The plaintiff asserts that settlement agreements entered under section 9A are amendable after the order approving the settlement becomes final. We disagree.

Application of a well-known principle of statutory construction provides resolution of the problem at hand. In order to ascertain legislative intent, the court must look to the language and provisions of the whole act. (Swan v. Mulherin (1896), 67 Ill. App. 77.) By contrast with the above quoted provisions of section 9A, section 9 provides in relevant part:

"Except where a settlement order has been entered as provided in Section 9A of this Act, the court shall retain jurisdiction of the cause and may, upon proper prior written notice of the hearing to the parties in interest, make new or supplementary orders for the support, maintenance, education and welfare of the child as from time to time the court deems necessary * * *." Ill.
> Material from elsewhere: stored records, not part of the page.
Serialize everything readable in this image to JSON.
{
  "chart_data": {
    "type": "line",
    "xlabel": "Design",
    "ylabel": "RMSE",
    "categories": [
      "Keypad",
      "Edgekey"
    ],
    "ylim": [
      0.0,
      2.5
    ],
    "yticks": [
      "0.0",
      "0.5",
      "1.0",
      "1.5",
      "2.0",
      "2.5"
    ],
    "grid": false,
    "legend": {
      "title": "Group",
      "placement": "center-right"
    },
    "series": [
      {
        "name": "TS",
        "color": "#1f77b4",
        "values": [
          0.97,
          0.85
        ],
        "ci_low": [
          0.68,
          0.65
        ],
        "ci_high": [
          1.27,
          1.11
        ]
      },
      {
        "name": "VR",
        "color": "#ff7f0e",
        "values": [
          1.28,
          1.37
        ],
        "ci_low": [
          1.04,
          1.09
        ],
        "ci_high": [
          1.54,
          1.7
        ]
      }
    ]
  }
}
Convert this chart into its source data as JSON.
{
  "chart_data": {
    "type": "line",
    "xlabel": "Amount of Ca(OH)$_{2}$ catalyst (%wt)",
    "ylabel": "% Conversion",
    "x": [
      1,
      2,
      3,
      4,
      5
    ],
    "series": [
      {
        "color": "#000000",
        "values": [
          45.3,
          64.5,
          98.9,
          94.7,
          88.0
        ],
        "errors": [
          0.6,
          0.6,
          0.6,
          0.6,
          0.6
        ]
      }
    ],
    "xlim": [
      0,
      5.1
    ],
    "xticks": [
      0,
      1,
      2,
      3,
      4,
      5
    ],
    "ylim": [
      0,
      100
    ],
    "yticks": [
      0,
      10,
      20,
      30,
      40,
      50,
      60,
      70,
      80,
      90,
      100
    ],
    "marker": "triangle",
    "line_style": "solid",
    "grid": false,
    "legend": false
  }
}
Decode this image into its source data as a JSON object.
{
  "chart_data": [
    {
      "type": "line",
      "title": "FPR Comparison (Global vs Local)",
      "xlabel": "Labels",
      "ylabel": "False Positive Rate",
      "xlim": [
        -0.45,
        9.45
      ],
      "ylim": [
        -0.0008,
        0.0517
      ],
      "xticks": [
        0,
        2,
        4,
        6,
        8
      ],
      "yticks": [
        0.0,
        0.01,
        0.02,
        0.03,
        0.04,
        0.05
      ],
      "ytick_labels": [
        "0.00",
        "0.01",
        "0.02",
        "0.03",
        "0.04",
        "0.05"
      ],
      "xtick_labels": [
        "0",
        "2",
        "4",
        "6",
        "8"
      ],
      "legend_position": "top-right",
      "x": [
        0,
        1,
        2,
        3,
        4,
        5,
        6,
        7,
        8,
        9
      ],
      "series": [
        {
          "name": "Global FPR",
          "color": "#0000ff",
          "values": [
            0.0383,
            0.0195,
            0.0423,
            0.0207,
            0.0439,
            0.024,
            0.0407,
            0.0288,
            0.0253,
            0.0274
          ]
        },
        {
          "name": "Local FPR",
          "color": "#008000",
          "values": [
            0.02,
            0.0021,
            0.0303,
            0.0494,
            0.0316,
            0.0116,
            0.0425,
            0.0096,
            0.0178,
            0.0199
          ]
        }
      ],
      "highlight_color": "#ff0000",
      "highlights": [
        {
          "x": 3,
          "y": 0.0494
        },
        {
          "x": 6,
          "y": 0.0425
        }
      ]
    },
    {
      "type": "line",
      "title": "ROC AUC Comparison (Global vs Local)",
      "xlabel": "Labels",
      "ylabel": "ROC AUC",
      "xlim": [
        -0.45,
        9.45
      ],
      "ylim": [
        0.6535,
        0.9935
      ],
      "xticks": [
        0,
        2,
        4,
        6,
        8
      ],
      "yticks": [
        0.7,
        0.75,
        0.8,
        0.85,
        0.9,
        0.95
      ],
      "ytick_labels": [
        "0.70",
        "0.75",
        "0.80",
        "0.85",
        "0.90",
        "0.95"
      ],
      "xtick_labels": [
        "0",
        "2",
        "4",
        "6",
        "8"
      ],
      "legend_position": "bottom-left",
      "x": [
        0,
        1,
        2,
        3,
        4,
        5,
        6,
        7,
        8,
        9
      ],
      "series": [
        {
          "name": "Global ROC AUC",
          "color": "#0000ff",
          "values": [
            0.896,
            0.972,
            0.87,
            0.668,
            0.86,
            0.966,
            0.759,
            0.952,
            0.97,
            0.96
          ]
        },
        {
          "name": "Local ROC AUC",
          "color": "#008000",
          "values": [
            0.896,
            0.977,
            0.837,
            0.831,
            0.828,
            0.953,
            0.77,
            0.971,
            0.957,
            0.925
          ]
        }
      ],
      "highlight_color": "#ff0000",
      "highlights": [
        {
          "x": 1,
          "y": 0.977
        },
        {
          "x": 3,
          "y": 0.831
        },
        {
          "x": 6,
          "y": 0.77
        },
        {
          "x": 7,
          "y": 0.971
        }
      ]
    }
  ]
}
Rev. Stat. 1979, ch. 40, par. 1359.

• 1, 2 Read in pari materia, sections 9 and 9A establish a legislative design wherein fathers who have either acknowledged paternity or have been adjudicated the father are subject to supplementary orders for support, maintenance, education, and welfare of their children under section 9. Putative fathers who have not acknowledged paternity and have not been adjudicated the father of the child but enter into settlements with the mother are not subject to supplementary orders. While section 9a makes no reference to the nonmodification of these settlement orders the expression in section 9 "[e]xcept where a settlement order has been provided in Section 9A of this Act, the court shall retain jurisdiction of the cause * * *" makes it clear that the legislature intended to deprive courts> of jurisdiction to modify section 9a settlement orders such as the one in the case at bar.

• 3 We conclude that absent statutory authority the court is without jurisdiction to amend the support provision of the original order. We therefore reverse.

We would observe that our holding is supported by public policy in this State which favors settlements and dictates that, in the absence of fraud or duress, settlements once made should be final. Culbertson v. Carruthers (1978), 66 Ill. App.3d 47, 383 N.E.2d 618.

Reversed.

SEIDENFELD, P.J., and HOPF, J., concur.